I am genuinely funny in this talk. The pattern is absurd in a way that lends itself to honest humour, and an executive audience appreciates a speaker who can name the absurdity without becoming preachy. The substance still lands. So does the laughter, which makes the substance more memorable.

What I bring to the stage

30 years inside Australian cybersecurity, including the implementation of the Essential Eight before it was called that in many of the organisations I led. Former Big Four advisory partner. Former enterprise CISO. Author of the AI safety research that drew front-page media coverage in early 2026. Trusted because the audience knows the speaker has done the work, not just talked about it.
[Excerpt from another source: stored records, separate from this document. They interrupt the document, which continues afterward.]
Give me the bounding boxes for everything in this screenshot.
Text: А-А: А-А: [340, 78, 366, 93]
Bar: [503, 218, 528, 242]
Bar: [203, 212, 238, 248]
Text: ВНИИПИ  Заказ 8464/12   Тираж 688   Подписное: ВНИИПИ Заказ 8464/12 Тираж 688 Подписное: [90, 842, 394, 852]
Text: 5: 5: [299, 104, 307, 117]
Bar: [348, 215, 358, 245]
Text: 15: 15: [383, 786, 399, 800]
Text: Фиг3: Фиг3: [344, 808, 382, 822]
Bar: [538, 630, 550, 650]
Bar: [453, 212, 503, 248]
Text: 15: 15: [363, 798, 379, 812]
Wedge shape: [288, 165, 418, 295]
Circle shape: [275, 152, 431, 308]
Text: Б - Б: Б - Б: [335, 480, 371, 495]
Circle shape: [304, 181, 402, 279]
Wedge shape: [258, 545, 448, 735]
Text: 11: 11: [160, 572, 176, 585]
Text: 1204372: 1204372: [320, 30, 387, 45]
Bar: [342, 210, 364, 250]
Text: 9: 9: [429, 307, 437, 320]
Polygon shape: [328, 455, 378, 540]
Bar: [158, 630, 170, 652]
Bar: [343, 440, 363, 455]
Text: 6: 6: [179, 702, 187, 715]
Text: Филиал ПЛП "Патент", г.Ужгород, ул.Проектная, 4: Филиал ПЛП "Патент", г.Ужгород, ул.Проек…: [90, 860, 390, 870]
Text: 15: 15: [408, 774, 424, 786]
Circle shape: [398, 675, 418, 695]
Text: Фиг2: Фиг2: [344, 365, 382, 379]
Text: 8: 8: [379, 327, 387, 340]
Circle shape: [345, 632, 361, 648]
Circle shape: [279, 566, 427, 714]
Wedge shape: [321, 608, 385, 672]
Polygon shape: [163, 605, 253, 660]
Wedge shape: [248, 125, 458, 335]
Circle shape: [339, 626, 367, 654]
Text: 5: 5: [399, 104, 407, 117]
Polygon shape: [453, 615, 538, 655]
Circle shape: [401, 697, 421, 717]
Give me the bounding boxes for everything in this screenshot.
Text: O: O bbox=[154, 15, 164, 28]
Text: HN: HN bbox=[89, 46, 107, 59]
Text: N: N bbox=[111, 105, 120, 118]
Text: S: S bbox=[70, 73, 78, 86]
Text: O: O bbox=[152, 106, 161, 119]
What good looks like, in practice

I describe a maturity ladder boards can actually use. At the bottom: patching, MFA, backups, asset inventory, privileged access, and known-good baselines. Above that: detection that works, response that has been rehearsed, recovery that has been tested under load. Higher again: third-party assurance, supply chain visibility, and a real measurement of cyber resilience tied to the services that keep the business running.

Most Australian organisations sit somewhere on the bottom rung and tell themselves they are halfway up. The talk shows directors how to spot the gap, what questions to ask, and where to direct investment first. Boring as it sounds, this is the highest-return cyber discussion you can have right now.

I leave audiences with a one-page board check. A short list of questions any director can take into their next risk committee meeting and use to test whether the basics are actually in place. It is the most downloaded artefact from this talk, because it works. The fundamentals are not glamorous, but they are measurable, defensible, and absolutely the strategy.